The Collected Poems of Ted Berrigan (46 page)

Put out the cat

Take in the clothes

off of the line

Take a walk,

buy cigarettes

two teen-agers whistle

as I walk up

They say: “Only your hairdresser

knows for sure!”

Then they say,

“ulp!”

because I am closer to them.

They see I am not hippie kid, frail like Mick Jagger,

but some horrible 35 year old big guy!

The neighborhood I live in is mine!

“How’d you like a broken head, kid?”

I say fiercely.

(but I am laughing & they are not one bit scared.)

So, I go home.

  
  
  

Alice Clifford waits me.
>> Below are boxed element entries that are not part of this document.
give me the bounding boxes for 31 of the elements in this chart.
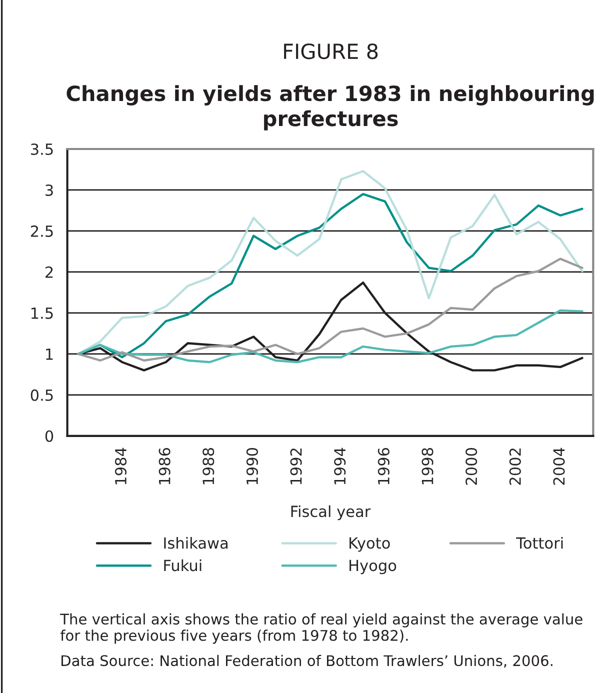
line-series bbox=[77, 309, 584, 364]
text: The vertical axis shows the ratio of real yield against the average value for the previous five years (from 1978 to 1982). bbox=[60, 613, 582, 644]
x-axis-title: Fiscal year bbox=[291, 505, 371, 520]
legend-label: Fukui bbox=[164, 559, 202, 572]
line-series bbox=[77, 258, 584, 362]
x-tick-label: 2002 bbox=[509, 448, 521, 485]
x-tick-label: 1988 bbox=[202, 448, 214, 484]
legend-label: Kyoto bbox=[350, 537, 390, 552]
x-tick-label: 1998 bbox=[422, 448, 434, 484]
source-note: Data Source: National Federation of Bottom Trawlers’ Unions, 2006. bbox=[62, 654, 552, 668]
y-tick-label: 3.5 bbox=[30, 143, 53, 156]
x-tick-label: 1986 bbox=[158, 448, 170, 484]
x-tick-label: 1992 bbox=[290, 448, 302, 484]
y-tick-label: 1 bbox=[46, 348, 53, 360]
x-tick-label: 2000 bbox=[466, 448, 478, 485]
y-tick-label: 2 bbox=[46, 266, 53, 278]
y-tick-label: 0 bbox=[45, 430, 54, 442]
x-tick-label: 1994 bbox=[334, 448, 346, 484]
x-tick-label: 1990 bbox=[246, 448, 258, 484]
chart-subtitle: Changes in yields after 1983 in neighbouring prefectures bbox=[66, 85, 594, 130]
legend-label: Ishikawa bbox=[164, 536, 228, 549]
x-tick-label: 2004 bbox=[553, 448, 565, 485]
x-tick-label: 1996 bbox=[378, 448, 390, 484]
y-tick-label: 0.5 bbox=[30, 389, 53, 401]
y-tick-label: 3 bbox=[46, 184, 53, 196]
chart-title: FIGURE 8 bbox=[284, 43, 378, 60]
x-tick-label: 1984 bbox=[114, 448, 127, 484]
y-tick-label: 1.5 bbox=[32, 308, 53, 319]
legend-label: Hyogo bbox=[350, 560, 396, 574]
legend-label: Tottori bbox=[516, 536, 563, 549]
y-tick-label: 2.5 bbox=[30, 225, 53, 237]
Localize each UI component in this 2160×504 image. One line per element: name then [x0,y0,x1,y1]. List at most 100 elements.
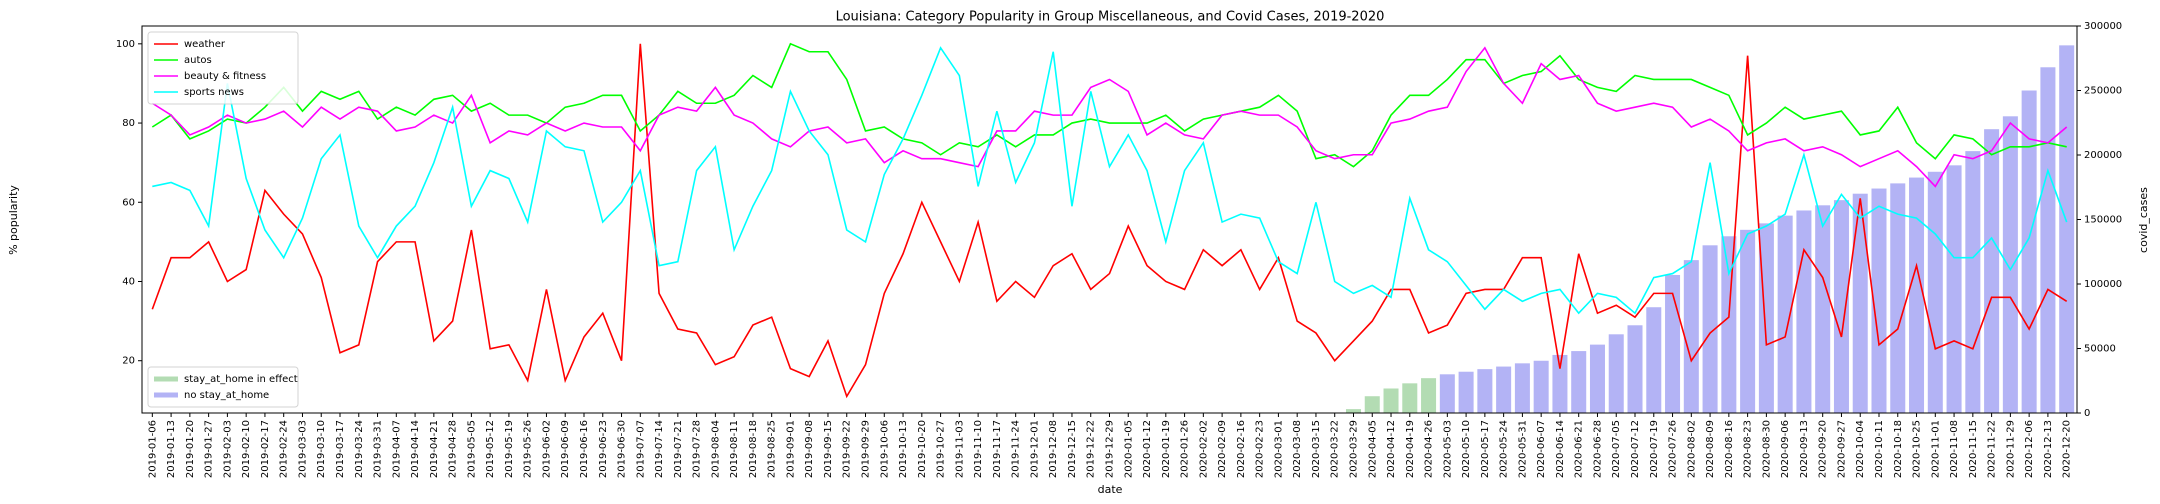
x-tick-label: 2019-10-06 [879,420,890,478]
x-tick-label: 2019-03-17 [335,420,346,478]
x-tick-label: 2020-10-04 [1855,420,1866,478]
x-tick-label: 2019-08-18 [748,420,759,478]
bar [1345,409,1361,413]
bar [1496,366,1512,413]
bar [1589,344,1605,413]
x-tick-label: 2020-09-27 [1836,420,1847,478]
bar [1421,378,1437,413]
x-tick-label: 2019-09-01 [785,420,796,478]
x-tick-label: 2019-06-09 [560,420,571,478]
bar [2059,45,2075,413]
x-tick-label: 2019-10-27 [936,420,947,478]
x-tick-label: 2019-05-26 [523,420,534,478]
bar [1364,396,1380,413]
x-tick-label: 2020-10-25 [1912,420,1923,478]
x-tick-label: 2019-02-03 [222,420,233,478]
bar [1890,183,1906,413]
y-tick-label: 80 [122,118,135,129]
x-tick-label: 2020-09-13 [1799,420,1810,478]
x-tick-label: 2019-09-15 [823,420,834,478]
y2-tick-label: 250000 [2084,86,2122,97]
bar [1571,351,1587,413]
x-tick-label: 2020-03-08 [1292,420,1303,478]
bar [1533,360,1549,413]
x-tick-label: 2020-11-29 [2005,420,2016,478]
x-tick-label: 2019-05-12 [485,420,496,478]
x-tick-label: 2020-06-21 [1574,420,1585,478]
bar [1608,334,1624,413]
y-tick-label: 100 [116,39,135,50]
x-tick-label: 2019-03-31 [373,420,384,478]
x-tick-label: 2019-03-24 [354,420,365,478]
x-tick-label: 2019-12-15 [1067,420,1078,478]
x-tick-label: 2020-05-03 [1442,420,1453,478]
legend-label: stay_at_home in effect [184,374,298,385]
bar [2002,116,2018,414]
x-tick-label: 2019-11-03 [954,420,965,478]
x-tick-label: 2019-01-06 [147,420,158,478]
legend-label: autos [184,55,212,66]
x-tick-label: 2019-07-21 [673,420,684,478]
x-tick-label: 2019-08-04 [710,420,721,478]
bar [1796,210,1812,413]
x-tick-label: 2020-04-19 [1405,420,1416,478]
legend-box [147,31,299,105]
y-tick-label: 60 [122,197,135,208]
legend-label: sports news [184,87,244,98]
bar [1477,369,1493,413]
x-tick-label: 2019-12-01 [1029,420,1040,478]
x-tick-label: 2019-05-05 [466,420,477,478]
x-tick-label: 2020-04-05 [1367,420,1378,478]
y-tick-label: 20 [122,356,135,367]
x-tick-label: 2020-01-19 [1161,420,1172,478]
x-tick-label: 2019-01-27 [204,420,215,478]
x-tick-label: 2020-11-22 [1987,420,1998,478]
x-tick-label: 2019-11-10 [973,420,984,478]
x-tick-label: 2020-08-16 [1724,420,1735,478]
x-tick-label: 2020-01-26 [1180,420,1191,478]
x-tick-label: 2020-12-06 [2024,420,2035,478]
x-tick-label: 2020-11-08 [1949,420,1960,478]
x-tick-label: 2020-06-07 [1536,420,1547,478]
bar [1439,374,1455,413]
bar [1402,383,1418,413]
x-tick-label: 2019-11-17 [992,420,1003,478]
x-tick-label: 2020-10-11 [1874,420,1885,478]
x-tick-label: 2020-11-01 [1930,420,1941,478]
x-tick-label: 2019-09-08 [804,420,815,478]
x-tick-label: 2019-11-24 [1011,420,1022,478]
x-axis-label: date [1098,483,1123,496]
x-tick-label: 2020-10-18 [1893,420,1904,478]
bar [1909,177,1925,413]
line [151,46,2068,188]
x-tick-label: 2019-05-19 [504,420,515,478]
x-tick-label: 2020-12-13 [2043,420,2054,478]
x-tick-label: 2020-05-17 [1480,420,1491,478]
x-tick-label: 2019-06-23 [598,420,609,478]
x-tick-label: 2019-04-07 [391,420,402,478]
x-tick-label: 2019-12-08 [1048,420,1059,478]
y2-axis-label: covid_cases [2137,187,2150,253]
x-tick-label: 2019-01-13 [166,420,177,478]
y2-tick-label: 50000 [2084,344,2116,355]
x-tick-label: 2020-05-31 [1517,420,1528,478]
bar [1852,193,1868,413]
x-tick-label: 2020-09-20 [1818,420,1829,478]
legend-label: no stay_at_home [184,390,269,401]
bar [1683,260,1699,413]
x-tick-label: 2019-03-10 [316,420,327,478]
bar [1946,165,1962,413]
bar [1740,229,1756,413]
bar [2021,90,2037,413]
x-tick-label: 2019-06-02 [541,420,552,478]
x-tick-label: 2019-09-29 [861,420,872,478]
x-tick-label: 2019-12-22 [1086,420,1097,478]
x-tick-label: 2020-09-06 [1780,420,1791,478]
x-tick-label: 2020-01-05 [1123,420,1134,478]
x-tick-label: 2020-06-28 [1592,420,1603,478]
x-tick-label: 2020-03-29 [1348,420,1359,478]
x-tick-label: 2019-09-22 [842,420,853,478]
bar [1871,188,1887,413]
line [151,42,2067,168]
x-tick-label: 2019-07-14 [654,420,665,478]
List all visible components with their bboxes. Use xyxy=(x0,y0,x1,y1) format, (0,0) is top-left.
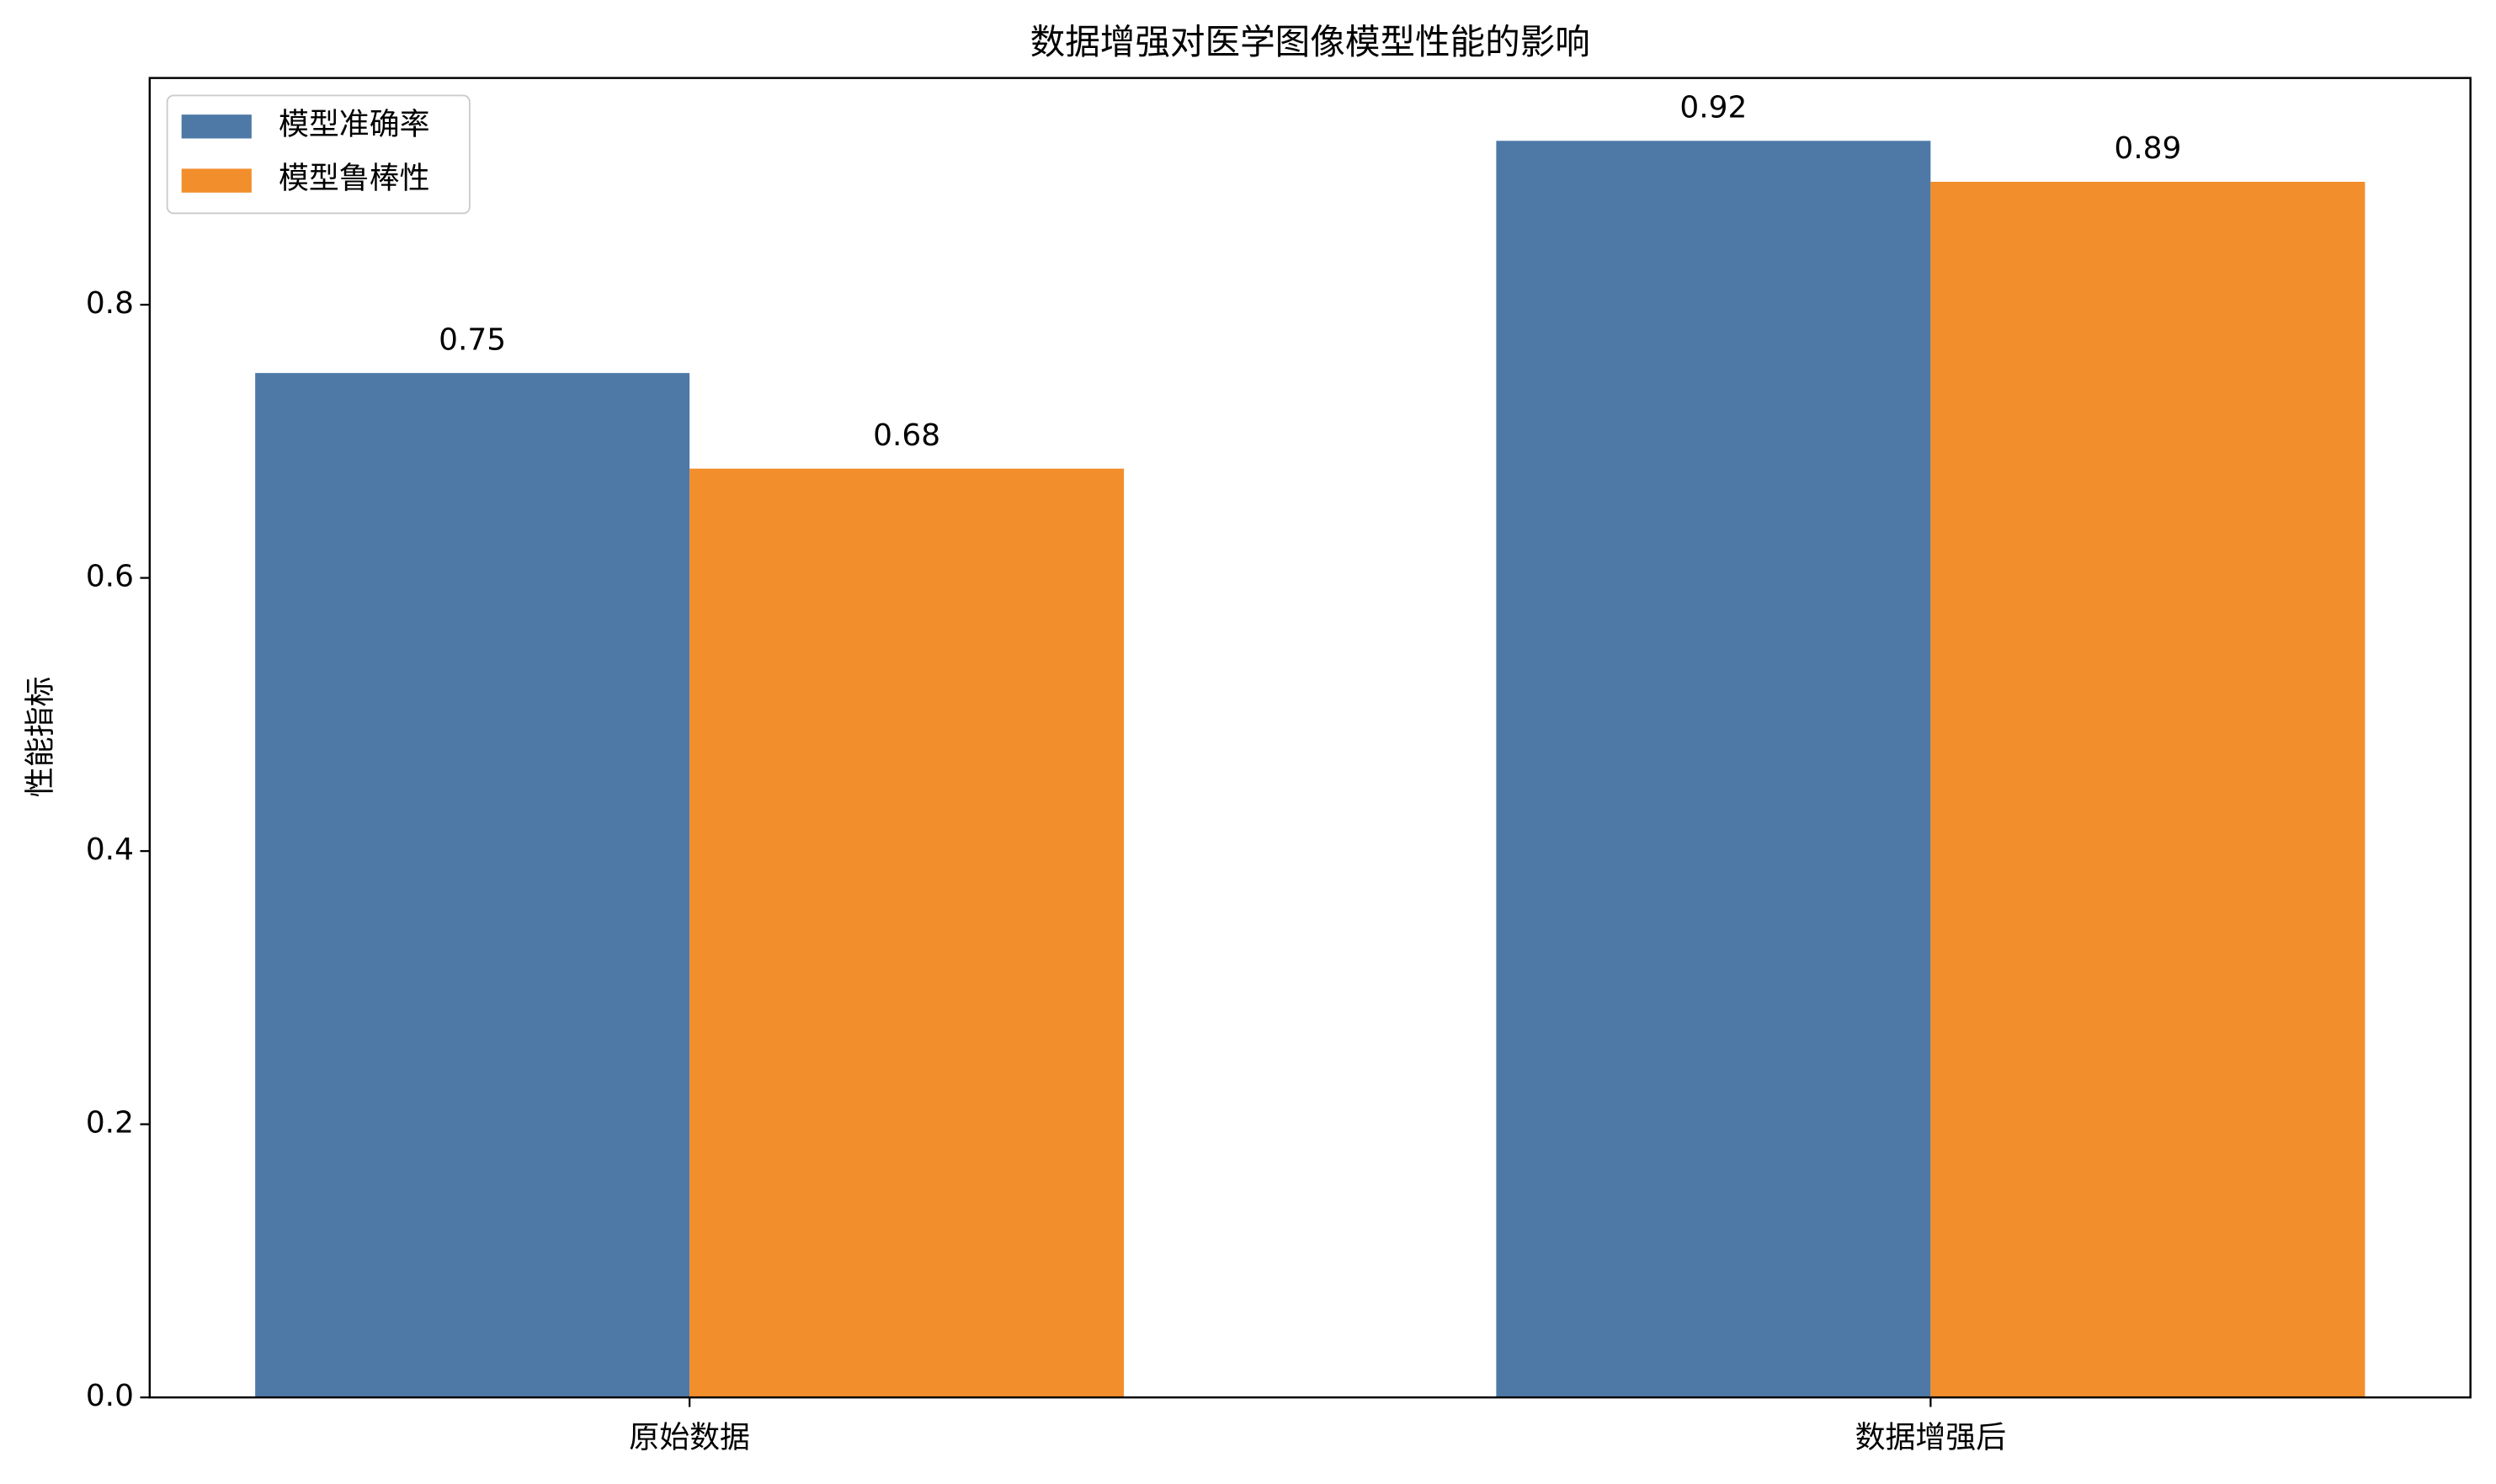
bar xyxy=(1496,141,1931,1398)
y-tick-label: 0.8 xyxy=(86,286,134,321)
data-label: 0.89 xyxy=(2114,131,2181,166)
y-tick-label: 0.6 xyxy=(86,560,134,594)
bar xyxy=(1930,181,2366,1398)
y-axis-label: 性能指标 xyxy=(23,677,57,798)
x-tick-label: 原始数据 xyxy=(629,1420,750,1455)
y-tick-label: 0.0 xyxy=(86,1379,134,1413)
bar xyxy=(689,468,1125,1398)
y-tick-label: 0.2 xyxy=(86,1106,134,1141)
legend-swatch xyxy=(181,114,252,139)
y-tick-label: 0.4 xyxy=(86,832,134,867)
data-label: 0.75 xyxy=(439,322,506,357)
data-label: 0.68 xyxy=(873,418,940,453)
x-tick-label: 数据增强后 xyxy=(1855,1420,2007,1455)
axes-frame xyxy=(148,77,2472,1399)
chart-title: 数据增强对医学图像模型性能的影响 xyxy=(1030,21,1590,62)
legend-label: 模型准确率 xyxy=(279,107,430,141)
legend-label: 模型鲁棒性 xyxy=(279,162,430,196)
data-label: 0.92 xyxy=(1679,90,1747,125)
bar xyxy=(255,373,690,1398)
legend-swatch xyxy=(181,168,252,193)
plot-area: 0.0 0.2 0.4 0.6 0.8 原始数据 0.75 0.68 数据增强后 0.92 0.89 xyxy=(86,90,2366,1455)
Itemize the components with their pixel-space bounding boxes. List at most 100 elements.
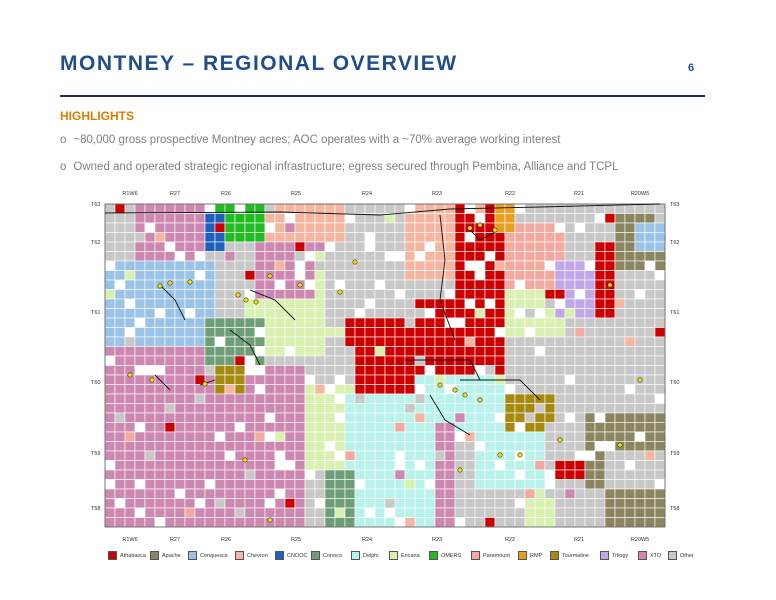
land-parcel [134,222,146,233]
land-parcel [504,488,516,499]
land-parcel [134,412,146,423]
land-parcel [404,241,416,252]
land-parcel [624,203,636,214]
land-parcel [174,289,186,300]
land-parcel [264,498,276,509]
land-parcel [634,289,646,300]
land-parcel [414,279,426,290]
land-parcel [244,241,256,252]
land-parcel [494,260,506,271]
land-parcel [214,517,226,528]
land-parcel [314,279,326,290]
land-parcel [124,232,136,243]
land-parcel [524,393,536,404]
land-parcel [504,441,516,452]
land-parcel [314,251,326,262]
map-grid-label: R23 [432,191,442,197]
land-parcel [274,251,286,262]
land-parcel [334,422,346,433]
land-parcel [554,298,566,309]
land-parcel [114,346,126,357]
land-parcel [584,488,596,499]
land-parcel [214,317,226,328]
land-parcel [544,422,556,433]
land-parcel [164,498,176,509]
land-parcel [654,317,666,328]
land-parcel [364,222,376,233]
land-parcel [554,374,566,385]
land-parcel [144,336,156,347]
land-parcel [574,441,586,452]
land-parcel [334,517,346,528]
land-parcel [634,279,646,290]
land-parcel [114,308,126,319]
land-parcel [114,365,126,376]
land-parcel [644,384,656,395]
land-parcel [314,203,326,214]
land-parcel [104,232,116,243]
land-parcel [574,412,586,423]
land-parcel [364,431,376,442]
land-parcel [304,308,316,319]
land-parcel [574,279,586,290]
land-parcel [584,270,596,281]
land-parcel [444,279,456,290]
land-parcel [494,232,506,243]
land-parcel [354,365,366,376]
land-parcel [424,441,436,452]
land-parcel [174,251,186,262]
land-parcel [434,460,446,471]
land-parcel [154,517,166,528]
land-parcel [284,279,296,290]
land-parcel [374,251,386,262]
land-parcel [204,327,216,338]
land-parcel [134,279,146,290]
land-parcel [494,498,506,509]
land-parcel [134,479,146,490]
land-parcel [254,213,266,224]
bullet-marker: o [60,134,67,146]
land-parcel [504,317,516,328]
land-parcel [124,213,136,224]
land-parcel [464,441,476,452]
land-parcel [514,403,526,414]
land-parcel [484,469,496,480]
land-parcel [134,232,146,243]
land-parcel [214,336,226,347]
land-parcel [574,365,586,376]
land-parcel [284,251,296,262]
land-parcel [454,327,466,338]
land-parcel [604,393,616,404]
land-parcel [474,517,486,528]
land-parcel [434,469,446,480]
map-grid-label: R20W5 [631,537,649,543]
land-parcel [114,431,126,442]
land-parcel [374,222,386,233]
land-parcel [584,507,596,518]
land-parcel [164,431,176,442]
land-parcel [564,241,576,252]
land-parcel [394,460,406,471]
land-parcel [284,460,296,471]
land-parcel [614,289,626,300]
land-parcel [404,517,416,528]
land-parcel [284,431,296,442]
land-parcel [224,517,236,528]
land-parcel [234,213,246,224]
land-parcel [584,431,596,442]
land-parcel [424,517,436,528]
land-parcel [634,450,646,461]
land-parcel [584,355,596,366]
land-parcel [554,517,566,528]
land-parcel [584,412,596,423]
land-parcel [194,298,206,309]
land-parcel [624,517,636,528]
land-parcel [434,327,446,338]
land-parcel [634,336,646,347]
land-parcel [264,431,276,442]
land-parcel [594,517,606,528]
land-parcel [124,279,136,290]
land-parcel [194,441,206,452]
land-parcel [454,346,466,357]
land-parcel [564,251,576,262]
Soon she’ll die

at the Greenwood Nursing Home; my mother’s

mother, 79 years & 7 months old.

But first, a nap, til my mother comes home

from work, with the car.

The heart stops briefly when someone dies,

a quick pain as you hear the news, & someone passes

from your outside life to inside. Slowly the heart adjusts

to its new weight, & slowly everything continues, sanely.

Living’s a pleasure:

I’d like to take the whole trip

despite the possible indignities of growing old,

moving, to die in poverty, among strangers:

that can’t be helped.

So, everything, now

is just all right.                                           I’m with you.

No more last night.

Friday’s great

10 o’clock morning sun is shining!

I can hear today’s key sounds fading softly

& almost see opening sleep’s epic novels.